2. En matière de contentieux sociaux, l'article R. 772-6 du même code dispose : " Une requête de première instance ne peut être rejetée pour défaut ou pour insuffisance de motivation, notamment en application du 7° de l'article R. 222-1, qu'après que le requérant a été informé du rôle du juge administratif et de la nécessité de lui soumettre une argumentation propre à établir que la décision attaquée méconnaît ses droits et de lui transmettre, à cet effet, toutes les pièces justificatives utiles. S'il y a lieu, le requérant est ainsi invité à régulariser sa requête dans le délai qui lui est imparti et dont le terme peut être fixé au-delà de l'expiration du délai de recours. Il est informé qu'à défaut de régularisation les conclusions pourront être rejetées comme irrecevables dès l'expiration du délai imparti qui, sauf urgence, ne peut être inférieur à quinze jours. La demande de régularisation tient lieu de l'information prévue à l'article R. 611-7 ".

3. Lorsqu'il statue sur un recours dirigé contre une décision refusant ou ne faisant que partiellement droit à une remise gracieuse d'un indu d'une prestation ou d'une allocation versée au titre de l'aide ou de l'action sociale, du logement ou en faveur de travailleurs privés d'emploi, il appartient au juge administratif, eu égard tant à la finalité de son intervention qu'à sa qualité de juge de plein contentieux, d'apprécier, en application de l'article L.553-2 du code de la sécurité sociale, si une remise gracieuse est susceptible d'être accordée au regard de la situation de précarité et de la bonne foi du requérant. A cet égard, il ne lui appartient pas de statuer sur le bienfondé de l'indu.

4. En dépit de la demande de régularisation qui lui a été adressée le 12 avril 2024 et dont l'accusé de réception postal a été signé le 16 avril, Mme B n'a pas retourné le formulaire. Dans sa requête, elle se borne à soutenir que le quotient familial élevé retenu par la caisse d'allocations familiales du Rhône pour l'étude de sa demande de remise de dette résulte d'une erreur déclarative de sa part, et que sa situation de précarité ne lui permet pas de rembourser la somme due, qu'elle a un enfant à charge et ne perçoit que des indemnités de chômage. Toutefois, en l'absence de régularisation, elle ne fournit aucune pièce sur sa situation de précarité permettant, le cas échéant, de lui accorder une remise. Dans ces conditions, la requête, qui ne comporte que l'énoncé de moyens manifestement non assortis des précisions suffisantes permettant d'en apprécier le bien-fondé, doit être rejetée en application des dispositions précitées du 7° de l'article R. 222-1 du code de justice administrative.

O R D O N N E :

Article 1er : La requête de Mme B est rejetée.

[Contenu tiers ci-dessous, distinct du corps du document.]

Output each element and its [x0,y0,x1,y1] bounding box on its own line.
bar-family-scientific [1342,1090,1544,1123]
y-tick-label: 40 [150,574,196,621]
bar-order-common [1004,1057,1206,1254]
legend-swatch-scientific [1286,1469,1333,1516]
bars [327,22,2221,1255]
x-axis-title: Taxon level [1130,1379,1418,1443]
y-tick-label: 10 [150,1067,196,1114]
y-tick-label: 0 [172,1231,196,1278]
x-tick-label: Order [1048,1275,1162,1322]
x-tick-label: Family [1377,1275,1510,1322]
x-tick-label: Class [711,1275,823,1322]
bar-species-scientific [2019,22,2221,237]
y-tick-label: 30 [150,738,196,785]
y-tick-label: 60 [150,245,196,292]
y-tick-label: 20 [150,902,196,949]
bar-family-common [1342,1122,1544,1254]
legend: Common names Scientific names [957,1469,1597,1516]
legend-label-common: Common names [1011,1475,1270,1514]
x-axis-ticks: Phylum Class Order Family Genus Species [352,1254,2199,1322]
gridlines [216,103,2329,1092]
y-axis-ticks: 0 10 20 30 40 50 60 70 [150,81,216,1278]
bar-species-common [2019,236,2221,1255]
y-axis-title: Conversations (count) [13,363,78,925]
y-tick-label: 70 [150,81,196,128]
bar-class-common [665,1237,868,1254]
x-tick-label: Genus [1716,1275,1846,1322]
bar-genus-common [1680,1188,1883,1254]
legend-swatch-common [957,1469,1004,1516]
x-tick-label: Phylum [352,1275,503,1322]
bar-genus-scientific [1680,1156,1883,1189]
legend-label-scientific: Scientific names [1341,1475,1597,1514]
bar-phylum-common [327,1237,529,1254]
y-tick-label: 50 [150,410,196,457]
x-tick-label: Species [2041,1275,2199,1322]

Article 2 : La présente ordonnance sera notifiée à Mme A B.

Fait à Lyon, le 29 novembre 2024.

La première vice-présidente,

D. Jourdan

La République mande et ordonne à la préfète du Rhône en ce qui la concerne, ou à tous commissaires de justice à ce requis en ce qui concerne les voies de droit commun contre les parties privées, de pourvoir à l'exécution de la présente décision.